A group of physicists led by Wolfgang Tittel have successfully demonstrated teleportation of a photon, an elementary particle of light, over a straight-line distance of six kilometres. (Photo by Riley Brandt, University of Calgary)

Through a collaboration between the University of Calgary, The City of Calgary and researchers in the United States, a group of physicists led by Wolfgang Tittel, professor in the Department of Physics and Astronomy at the University of Calgary, have successfully demonstrated teleportation of a photon (an elementary particle of light) over a straight-line distance of six kilometers using The City of Calgary’s fiber optic cable infrastructure. This accomplishment set a new record for distance of transferring a quantum state by teleportation.

“Such a network will enable secure communication without having to worry about eavesdropping, and allow distant quantum computers to connect,” says Tittel.

The experiment is based on the entanglement property of quantum mechanics, also known as “spooky action at a distance” — a property so mysterious that not even Einstein could come to terms with it.

“Being entangled means that the two photons that form an entangled pair have properties that are linked regardless of how far the two are separated,” explains Tittel. “When one of the photons was sent over to City Hall, it remained entangled with the photon that stayed at the University of Calgary.”

Next, the photon whose state was teleported to the university was generated in a third location in Calgary and then also travelled to City Hall where it met the photon that was part of the entangled pair.

“What happened is the disembodied transfer of the photon’s quantum state onto the remaining photon of the entangled pair, which is the one that remained six kilometers away at the university,” says Tittel.

The research could not be possible without access to the proper technology. One of the critical pieces of infrastructure that support quantum networking is accessible dark fiber.

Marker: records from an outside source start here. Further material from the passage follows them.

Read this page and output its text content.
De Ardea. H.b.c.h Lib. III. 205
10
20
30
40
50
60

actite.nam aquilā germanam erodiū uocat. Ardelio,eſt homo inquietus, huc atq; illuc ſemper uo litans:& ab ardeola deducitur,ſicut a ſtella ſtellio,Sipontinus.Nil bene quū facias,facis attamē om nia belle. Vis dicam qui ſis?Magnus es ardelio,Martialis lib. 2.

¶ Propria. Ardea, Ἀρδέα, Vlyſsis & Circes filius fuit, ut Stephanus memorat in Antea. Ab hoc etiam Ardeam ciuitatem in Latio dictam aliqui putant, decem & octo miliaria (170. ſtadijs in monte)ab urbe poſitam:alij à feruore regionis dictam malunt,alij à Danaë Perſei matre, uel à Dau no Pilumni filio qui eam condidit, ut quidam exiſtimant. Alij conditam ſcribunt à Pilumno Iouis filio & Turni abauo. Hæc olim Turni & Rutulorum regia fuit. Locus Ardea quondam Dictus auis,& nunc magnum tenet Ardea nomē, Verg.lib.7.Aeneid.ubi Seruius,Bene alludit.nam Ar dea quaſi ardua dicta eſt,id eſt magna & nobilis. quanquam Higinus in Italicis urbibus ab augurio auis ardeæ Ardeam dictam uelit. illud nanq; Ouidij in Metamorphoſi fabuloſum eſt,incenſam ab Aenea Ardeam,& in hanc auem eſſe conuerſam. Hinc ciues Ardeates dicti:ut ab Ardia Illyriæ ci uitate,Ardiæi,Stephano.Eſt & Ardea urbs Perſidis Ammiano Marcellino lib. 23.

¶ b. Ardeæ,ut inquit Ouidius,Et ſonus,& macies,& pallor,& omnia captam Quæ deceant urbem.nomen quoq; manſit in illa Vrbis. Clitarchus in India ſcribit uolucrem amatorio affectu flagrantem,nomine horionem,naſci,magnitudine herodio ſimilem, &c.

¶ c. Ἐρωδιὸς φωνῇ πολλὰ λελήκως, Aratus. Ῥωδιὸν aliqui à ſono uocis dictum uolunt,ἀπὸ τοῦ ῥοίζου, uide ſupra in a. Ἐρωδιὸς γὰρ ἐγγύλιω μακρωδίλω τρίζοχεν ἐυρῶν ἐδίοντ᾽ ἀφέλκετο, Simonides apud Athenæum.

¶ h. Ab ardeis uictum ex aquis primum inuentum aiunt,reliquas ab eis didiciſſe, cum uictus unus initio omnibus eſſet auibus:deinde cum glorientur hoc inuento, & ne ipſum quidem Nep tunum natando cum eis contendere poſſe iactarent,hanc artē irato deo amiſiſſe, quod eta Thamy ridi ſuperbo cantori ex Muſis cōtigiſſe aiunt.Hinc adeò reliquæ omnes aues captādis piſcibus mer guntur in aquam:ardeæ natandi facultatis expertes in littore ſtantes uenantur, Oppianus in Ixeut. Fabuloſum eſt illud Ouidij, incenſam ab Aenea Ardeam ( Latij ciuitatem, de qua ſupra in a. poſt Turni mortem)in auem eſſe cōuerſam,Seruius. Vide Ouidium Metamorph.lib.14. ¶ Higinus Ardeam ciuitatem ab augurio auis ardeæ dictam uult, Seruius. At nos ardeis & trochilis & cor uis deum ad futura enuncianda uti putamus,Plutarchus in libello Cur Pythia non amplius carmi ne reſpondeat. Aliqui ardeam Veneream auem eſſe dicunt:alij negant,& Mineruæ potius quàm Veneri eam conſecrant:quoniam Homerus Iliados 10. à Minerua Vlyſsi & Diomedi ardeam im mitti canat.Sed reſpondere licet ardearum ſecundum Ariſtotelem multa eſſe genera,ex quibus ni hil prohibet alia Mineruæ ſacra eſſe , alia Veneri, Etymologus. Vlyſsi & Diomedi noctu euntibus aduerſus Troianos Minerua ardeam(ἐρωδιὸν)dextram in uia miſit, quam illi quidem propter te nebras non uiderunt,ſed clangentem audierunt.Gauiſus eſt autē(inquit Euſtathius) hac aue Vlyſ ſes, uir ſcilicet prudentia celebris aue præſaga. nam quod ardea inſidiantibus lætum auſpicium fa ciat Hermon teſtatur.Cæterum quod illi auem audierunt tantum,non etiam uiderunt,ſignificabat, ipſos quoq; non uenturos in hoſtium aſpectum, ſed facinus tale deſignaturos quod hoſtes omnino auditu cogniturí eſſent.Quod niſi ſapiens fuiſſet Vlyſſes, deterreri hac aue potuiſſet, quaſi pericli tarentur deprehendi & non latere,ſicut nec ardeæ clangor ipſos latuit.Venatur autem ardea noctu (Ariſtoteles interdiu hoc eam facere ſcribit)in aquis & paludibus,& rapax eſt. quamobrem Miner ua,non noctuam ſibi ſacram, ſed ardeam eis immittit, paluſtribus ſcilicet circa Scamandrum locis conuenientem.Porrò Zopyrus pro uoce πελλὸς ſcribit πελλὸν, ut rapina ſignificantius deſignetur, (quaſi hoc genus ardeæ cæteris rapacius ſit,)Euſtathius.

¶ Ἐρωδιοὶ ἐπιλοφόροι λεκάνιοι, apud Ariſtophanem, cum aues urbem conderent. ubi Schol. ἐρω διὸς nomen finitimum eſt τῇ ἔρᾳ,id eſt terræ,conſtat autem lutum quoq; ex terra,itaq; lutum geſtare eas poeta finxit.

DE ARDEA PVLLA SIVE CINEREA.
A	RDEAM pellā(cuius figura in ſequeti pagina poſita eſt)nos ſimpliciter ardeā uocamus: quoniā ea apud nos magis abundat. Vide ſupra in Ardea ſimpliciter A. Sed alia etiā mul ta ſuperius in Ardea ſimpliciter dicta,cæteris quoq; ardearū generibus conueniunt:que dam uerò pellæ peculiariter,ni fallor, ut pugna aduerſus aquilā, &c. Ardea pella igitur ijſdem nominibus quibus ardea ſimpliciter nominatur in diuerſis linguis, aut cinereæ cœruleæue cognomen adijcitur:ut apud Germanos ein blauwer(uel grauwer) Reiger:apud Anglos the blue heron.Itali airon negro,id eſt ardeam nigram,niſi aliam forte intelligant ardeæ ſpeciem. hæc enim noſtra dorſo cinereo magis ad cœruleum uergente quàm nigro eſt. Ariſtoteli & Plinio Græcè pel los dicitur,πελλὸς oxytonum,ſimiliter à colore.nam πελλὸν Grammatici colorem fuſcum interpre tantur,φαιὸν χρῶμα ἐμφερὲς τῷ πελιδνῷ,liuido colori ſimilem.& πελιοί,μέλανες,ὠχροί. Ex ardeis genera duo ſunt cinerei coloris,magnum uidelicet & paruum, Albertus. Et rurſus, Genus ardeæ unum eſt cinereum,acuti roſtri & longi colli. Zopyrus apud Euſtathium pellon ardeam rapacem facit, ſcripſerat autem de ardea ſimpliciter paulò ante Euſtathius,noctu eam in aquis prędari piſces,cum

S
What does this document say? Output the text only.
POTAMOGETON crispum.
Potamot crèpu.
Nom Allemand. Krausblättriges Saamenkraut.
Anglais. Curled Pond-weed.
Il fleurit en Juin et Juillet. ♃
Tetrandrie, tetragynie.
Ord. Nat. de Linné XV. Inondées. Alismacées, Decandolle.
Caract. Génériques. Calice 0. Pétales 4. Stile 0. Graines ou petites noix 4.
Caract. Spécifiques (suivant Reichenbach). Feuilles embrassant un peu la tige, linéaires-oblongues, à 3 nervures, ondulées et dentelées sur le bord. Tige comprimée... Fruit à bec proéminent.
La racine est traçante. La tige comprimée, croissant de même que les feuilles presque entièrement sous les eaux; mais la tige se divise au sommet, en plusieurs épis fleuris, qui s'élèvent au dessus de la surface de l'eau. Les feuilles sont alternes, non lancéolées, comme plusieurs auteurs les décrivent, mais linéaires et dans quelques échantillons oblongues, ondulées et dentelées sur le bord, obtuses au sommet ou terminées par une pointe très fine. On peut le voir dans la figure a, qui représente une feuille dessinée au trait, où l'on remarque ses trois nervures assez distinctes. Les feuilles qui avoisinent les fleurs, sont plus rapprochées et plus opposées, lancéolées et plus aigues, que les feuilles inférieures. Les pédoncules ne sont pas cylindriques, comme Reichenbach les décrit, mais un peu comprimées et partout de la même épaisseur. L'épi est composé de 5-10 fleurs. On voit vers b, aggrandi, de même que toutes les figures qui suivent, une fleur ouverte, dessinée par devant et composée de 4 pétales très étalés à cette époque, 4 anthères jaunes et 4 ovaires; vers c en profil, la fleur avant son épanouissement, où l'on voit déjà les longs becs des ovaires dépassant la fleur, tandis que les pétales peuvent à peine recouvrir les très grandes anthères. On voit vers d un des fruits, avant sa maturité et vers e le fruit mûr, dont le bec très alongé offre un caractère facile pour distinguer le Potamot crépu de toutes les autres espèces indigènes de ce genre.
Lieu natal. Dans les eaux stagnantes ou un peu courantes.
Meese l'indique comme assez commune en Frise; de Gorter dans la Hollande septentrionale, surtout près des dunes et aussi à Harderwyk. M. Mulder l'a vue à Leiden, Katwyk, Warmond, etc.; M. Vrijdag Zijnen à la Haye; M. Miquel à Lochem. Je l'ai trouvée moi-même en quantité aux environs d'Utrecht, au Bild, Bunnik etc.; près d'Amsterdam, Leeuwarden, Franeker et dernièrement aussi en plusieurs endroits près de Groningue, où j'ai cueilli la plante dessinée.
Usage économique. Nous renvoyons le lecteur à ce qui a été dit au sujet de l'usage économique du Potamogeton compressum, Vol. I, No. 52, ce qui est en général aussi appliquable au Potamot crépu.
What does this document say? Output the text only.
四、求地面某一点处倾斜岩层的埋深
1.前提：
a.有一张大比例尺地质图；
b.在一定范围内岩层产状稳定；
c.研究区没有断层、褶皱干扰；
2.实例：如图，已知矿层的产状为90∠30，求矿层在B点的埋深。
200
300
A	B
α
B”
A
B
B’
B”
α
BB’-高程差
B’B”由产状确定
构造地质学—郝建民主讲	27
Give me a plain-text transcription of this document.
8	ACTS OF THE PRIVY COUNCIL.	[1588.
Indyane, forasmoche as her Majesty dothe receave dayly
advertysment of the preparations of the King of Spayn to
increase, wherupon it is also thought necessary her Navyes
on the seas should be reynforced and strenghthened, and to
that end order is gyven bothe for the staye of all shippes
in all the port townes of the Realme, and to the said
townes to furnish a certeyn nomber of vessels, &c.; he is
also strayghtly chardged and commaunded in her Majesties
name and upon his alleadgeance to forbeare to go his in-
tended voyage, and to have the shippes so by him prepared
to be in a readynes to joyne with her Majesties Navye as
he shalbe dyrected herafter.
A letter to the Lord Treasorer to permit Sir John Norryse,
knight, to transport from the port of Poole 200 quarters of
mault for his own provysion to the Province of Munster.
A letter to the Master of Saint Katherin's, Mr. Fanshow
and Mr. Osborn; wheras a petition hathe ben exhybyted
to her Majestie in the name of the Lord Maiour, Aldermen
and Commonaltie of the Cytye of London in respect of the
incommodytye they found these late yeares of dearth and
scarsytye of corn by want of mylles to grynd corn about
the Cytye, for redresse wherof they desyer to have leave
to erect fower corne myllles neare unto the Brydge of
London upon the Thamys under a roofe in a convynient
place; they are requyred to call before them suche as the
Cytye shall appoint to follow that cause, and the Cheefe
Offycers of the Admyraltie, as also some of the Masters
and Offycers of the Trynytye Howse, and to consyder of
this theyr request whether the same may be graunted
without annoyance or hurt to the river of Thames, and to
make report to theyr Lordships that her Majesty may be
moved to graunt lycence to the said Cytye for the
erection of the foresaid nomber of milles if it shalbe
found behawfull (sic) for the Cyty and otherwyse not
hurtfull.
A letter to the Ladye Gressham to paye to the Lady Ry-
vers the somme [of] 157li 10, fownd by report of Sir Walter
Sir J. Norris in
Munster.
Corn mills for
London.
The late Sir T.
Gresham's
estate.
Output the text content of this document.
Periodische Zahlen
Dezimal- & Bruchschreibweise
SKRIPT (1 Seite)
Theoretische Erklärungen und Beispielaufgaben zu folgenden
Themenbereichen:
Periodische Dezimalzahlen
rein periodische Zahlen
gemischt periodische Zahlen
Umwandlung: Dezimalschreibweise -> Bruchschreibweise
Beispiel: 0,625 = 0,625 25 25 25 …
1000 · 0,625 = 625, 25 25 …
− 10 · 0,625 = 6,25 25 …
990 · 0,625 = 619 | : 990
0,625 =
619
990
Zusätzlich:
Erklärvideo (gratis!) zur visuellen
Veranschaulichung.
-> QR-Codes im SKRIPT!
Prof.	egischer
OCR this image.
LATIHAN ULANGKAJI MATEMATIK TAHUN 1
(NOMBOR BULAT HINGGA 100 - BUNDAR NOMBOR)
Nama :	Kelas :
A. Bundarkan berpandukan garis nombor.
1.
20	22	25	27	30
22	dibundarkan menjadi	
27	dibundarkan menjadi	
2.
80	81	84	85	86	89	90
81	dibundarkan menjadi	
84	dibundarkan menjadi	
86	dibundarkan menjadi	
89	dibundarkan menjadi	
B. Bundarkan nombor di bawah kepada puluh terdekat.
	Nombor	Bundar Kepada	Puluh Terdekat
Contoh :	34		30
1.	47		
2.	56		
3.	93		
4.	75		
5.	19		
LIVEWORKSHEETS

Dark fiber, so named because of its composition — a single optical cable with no electronics or network equipment on the alignment — doesn’t interfere with quantum technology. The City of Calgary is building and provisioning dark fiber to enable next-generation municipal services today and for the future.

As if teleporting a photon wasn’t challenging enough, Tittel and his team encountered a number of other roadblocks along the way. Due to changes in the outdoor temperature, the transmission time of photons from their creation point to City Hall varied over the course of a day — the time it took the researchers to gather sufficient data to support their claim. This change meant that the two photons would not meet at City Hall.

“The challenge was to keep the photons’ arrival time synchronized to within 10 pico-seconds,” says Tittel. “That is one trillionth, or one millionth of one millionth of a second.”

Secondly, parts of their lab had to be moved to two locations in the city. As Tittel explains, that was particularly tricky for the measurement station at City Hall, which included state-of-the-art superconducting single-photon detectors developed by the National Institute for Standards and Technology, and NASA’s Jet Propulsion Laboratory.

“Since these detectors only work at temperatures less than one degree above absolute zero the equipment also included a compact cryostat,” said Tittel.

This demonstration is arguably one of the most striking manifestations of a puzzling prediction of quantum mechanics, but it also opens the path to building a future quantum internet, the long-term goal of the Tittel group.